In tonight’s (Thursday, April 2nd) programme, farm families brave the colder weather to continue their important winter work.
Tyrone’s Jack Smyth is showing two of his own animals, as well as helping other farmers at the Beef and Lamb Championships at the EIKON Exhibition Centre. “You do nothing for two hours and then everything has be done in 5 minutes! “Jack laughs, as he races round looking for black spray paint!
In Crossgar, Robbie Neill is just coming off a night shift at the fire station and before he even goes home, he calls in to feed his pigs housed at his grandfather’s old farm. They all tuck into their meal and raw vegetables, and Robbie explains the wisdom behind individual buckets for certain pigs!
Back in Newtownards, Valentine Hodges is in her kitchen working with the honey. She’s jarring up honey for sale at the various winter markets she will attend.

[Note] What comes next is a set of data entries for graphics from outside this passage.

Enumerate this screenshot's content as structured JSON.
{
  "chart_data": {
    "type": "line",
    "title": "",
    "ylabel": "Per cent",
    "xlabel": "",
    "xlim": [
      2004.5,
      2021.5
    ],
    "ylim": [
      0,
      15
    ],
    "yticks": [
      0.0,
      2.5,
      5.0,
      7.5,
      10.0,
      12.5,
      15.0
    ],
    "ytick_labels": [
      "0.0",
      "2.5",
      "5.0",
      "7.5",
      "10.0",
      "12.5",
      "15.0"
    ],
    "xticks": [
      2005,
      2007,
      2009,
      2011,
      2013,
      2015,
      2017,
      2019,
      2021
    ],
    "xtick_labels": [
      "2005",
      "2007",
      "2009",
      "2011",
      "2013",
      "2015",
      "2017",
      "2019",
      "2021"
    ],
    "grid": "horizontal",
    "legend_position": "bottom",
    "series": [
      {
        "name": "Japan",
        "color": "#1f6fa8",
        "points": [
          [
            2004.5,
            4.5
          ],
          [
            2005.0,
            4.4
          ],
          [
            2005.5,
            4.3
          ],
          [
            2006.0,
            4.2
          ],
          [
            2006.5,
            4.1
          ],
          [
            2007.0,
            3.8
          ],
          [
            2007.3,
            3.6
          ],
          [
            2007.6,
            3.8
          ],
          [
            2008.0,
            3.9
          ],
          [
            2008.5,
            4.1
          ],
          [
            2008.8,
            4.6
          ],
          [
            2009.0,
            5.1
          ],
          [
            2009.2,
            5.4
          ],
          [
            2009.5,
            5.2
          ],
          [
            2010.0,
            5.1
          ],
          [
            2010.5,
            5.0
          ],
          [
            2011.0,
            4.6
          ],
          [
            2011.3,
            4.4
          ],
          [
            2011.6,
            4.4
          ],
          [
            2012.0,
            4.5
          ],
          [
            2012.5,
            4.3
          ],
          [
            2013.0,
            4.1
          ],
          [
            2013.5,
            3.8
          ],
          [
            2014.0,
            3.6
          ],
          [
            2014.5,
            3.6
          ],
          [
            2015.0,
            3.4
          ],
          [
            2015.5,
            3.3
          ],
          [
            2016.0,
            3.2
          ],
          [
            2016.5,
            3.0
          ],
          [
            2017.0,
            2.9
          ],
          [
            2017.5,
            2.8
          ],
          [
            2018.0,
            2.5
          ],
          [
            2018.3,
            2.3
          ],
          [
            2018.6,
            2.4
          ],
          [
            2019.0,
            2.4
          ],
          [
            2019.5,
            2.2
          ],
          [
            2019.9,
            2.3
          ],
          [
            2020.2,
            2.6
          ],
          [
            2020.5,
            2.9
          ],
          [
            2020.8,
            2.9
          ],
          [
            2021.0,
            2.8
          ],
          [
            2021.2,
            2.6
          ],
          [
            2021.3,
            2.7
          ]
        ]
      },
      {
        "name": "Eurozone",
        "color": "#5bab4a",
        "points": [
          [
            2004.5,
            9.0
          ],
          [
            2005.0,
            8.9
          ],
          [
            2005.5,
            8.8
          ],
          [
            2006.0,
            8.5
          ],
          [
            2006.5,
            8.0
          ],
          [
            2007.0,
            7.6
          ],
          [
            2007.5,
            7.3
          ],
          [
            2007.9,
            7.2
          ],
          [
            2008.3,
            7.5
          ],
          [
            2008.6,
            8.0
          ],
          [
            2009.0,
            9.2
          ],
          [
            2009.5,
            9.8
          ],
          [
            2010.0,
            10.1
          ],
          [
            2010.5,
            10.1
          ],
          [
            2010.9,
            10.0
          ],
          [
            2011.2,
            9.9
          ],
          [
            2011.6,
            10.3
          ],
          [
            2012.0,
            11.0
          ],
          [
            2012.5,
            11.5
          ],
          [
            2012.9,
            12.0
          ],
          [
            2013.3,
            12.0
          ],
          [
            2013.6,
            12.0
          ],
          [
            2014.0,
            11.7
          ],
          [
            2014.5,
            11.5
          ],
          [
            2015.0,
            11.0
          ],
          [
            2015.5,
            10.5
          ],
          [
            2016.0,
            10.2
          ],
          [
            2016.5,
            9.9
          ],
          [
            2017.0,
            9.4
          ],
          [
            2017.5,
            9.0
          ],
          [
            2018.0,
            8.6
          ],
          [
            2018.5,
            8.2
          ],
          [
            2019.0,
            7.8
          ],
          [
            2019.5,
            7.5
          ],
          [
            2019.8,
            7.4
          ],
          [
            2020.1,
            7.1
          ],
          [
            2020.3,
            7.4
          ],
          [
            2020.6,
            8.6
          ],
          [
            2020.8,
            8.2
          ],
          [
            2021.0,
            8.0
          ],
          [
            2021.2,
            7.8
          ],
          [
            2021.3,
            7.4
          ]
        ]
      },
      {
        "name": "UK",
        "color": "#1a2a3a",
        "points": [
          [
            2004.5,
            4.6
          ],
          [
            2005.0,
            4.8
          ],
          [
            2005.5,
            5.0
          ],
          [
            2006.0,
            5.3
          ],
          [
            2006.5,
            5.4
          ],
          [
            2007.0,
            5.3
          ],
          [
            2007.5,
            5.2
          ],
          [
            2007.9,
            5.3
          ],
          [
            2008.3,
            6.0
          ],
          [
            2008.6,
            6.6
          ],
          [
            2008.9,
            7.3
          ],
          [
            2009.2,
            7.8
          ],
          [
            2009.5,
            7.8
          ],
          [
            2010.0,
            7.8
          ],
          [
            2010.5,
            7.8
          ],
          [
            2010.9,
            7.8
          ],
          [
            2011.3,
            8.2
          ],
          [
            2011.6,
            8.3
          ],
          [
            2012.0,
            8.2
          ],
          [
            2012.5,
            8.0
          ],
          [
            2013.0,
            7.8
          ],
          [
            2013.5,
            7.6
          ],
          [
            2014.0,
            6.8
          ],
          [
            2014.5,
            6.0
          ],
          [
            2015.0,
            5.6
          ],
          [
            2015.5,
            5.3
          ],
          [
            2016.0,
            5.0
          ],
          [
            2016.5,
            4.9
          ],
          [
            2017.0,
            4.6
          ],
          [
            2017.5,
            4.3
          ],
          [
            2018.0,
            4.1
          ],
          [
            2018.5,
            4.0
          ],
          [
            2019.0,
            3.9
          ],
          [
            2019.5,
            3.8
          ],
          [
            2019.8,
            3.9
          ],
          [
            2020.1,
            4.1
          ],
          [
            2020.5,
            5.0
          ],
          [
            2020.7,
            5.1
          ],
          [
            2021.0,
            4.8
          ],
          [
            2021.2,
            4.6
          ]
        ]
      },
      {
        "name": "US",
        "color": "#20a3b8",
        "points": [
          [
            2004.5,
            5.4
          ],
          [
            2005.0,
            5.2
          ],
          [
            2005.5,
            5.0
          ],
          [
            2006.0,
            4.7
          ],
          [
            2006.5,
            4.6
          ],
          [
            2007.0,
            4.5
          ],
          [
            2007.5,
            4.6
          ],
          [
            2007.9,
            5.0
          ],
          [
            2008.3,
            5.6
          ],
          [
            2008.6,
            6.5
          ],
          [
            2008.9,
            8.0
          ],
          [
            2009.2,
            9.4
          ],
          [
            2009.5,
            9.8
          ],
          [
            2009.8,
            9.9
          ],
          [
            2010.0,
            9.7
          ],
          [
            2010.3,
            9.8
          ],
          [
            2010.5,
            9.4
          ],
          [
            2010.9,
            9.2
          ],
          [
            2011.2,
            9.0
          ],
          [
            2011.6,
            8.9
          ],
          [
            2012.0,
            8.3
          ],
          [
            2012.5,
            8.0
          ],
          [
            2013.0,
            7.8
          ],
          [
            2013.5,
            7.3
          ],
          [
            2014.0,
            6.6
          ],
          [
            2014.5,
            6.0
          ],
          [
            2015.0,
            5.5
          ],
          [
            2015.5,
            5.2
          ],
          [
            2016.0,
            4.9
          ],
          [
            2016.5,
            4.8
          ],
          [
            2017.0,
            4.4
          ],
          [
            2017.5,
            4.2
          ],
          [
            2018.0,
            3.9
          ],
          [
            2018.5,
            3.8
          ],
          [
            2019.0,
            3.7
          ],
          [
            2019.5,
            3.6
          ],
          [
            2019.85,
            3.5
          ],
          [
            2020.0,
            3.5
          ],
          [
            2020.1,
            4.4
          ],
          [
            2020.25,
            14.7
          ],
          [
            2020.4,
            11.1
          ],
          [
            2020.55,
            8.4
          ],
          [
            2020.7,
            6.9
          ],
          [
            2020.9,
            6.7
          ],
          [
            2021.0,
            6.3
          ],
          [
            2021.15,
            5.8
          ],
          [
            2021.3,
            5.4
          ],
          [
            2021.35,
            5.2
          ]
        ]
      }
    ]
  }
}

She pours very carefully commenting, “the bees worked very hard to make this,” and ensures that none goes to waste. She explains the science behind why honey is so good at treating winter coughs and colds.
After jarring up 30 pots of lovely clear honey, Valentine sets to work using the beeswax to make hand lotions and moisturisers. She claims not to like cooking, but loves making up these recipes!
Mark McConnell is at his own farm outside Antrim this week, where vet, Cahir McAuley, is scanning his female llama herd for pregnancies. Mark highlights how well-natured the llamas are and that they are very low maintenance when it comes to giving birth.
He also talks about selling single male llamas to sheep farmers as they are great at protecting a herd. He says, “I’m looking forward to lambing and calving in February when the whole cycle starts again.”
In Tyrone, Eimear McGovern is in her farm shop in Omagh. It might be too early for some, but Santa is on her mind as the shop is open for a special evening toy sale. She talks about being a manager so young in the shop, but says she “can stand on my own two feet, and work with them the very best,” when talking about customers trying to get the better of her.
Her sister, Orlagh, also works part-time in the shop and both are enjoying the toy sale along with the other staff. Orla says, “I’m thankful to have her as a boss and my sister.”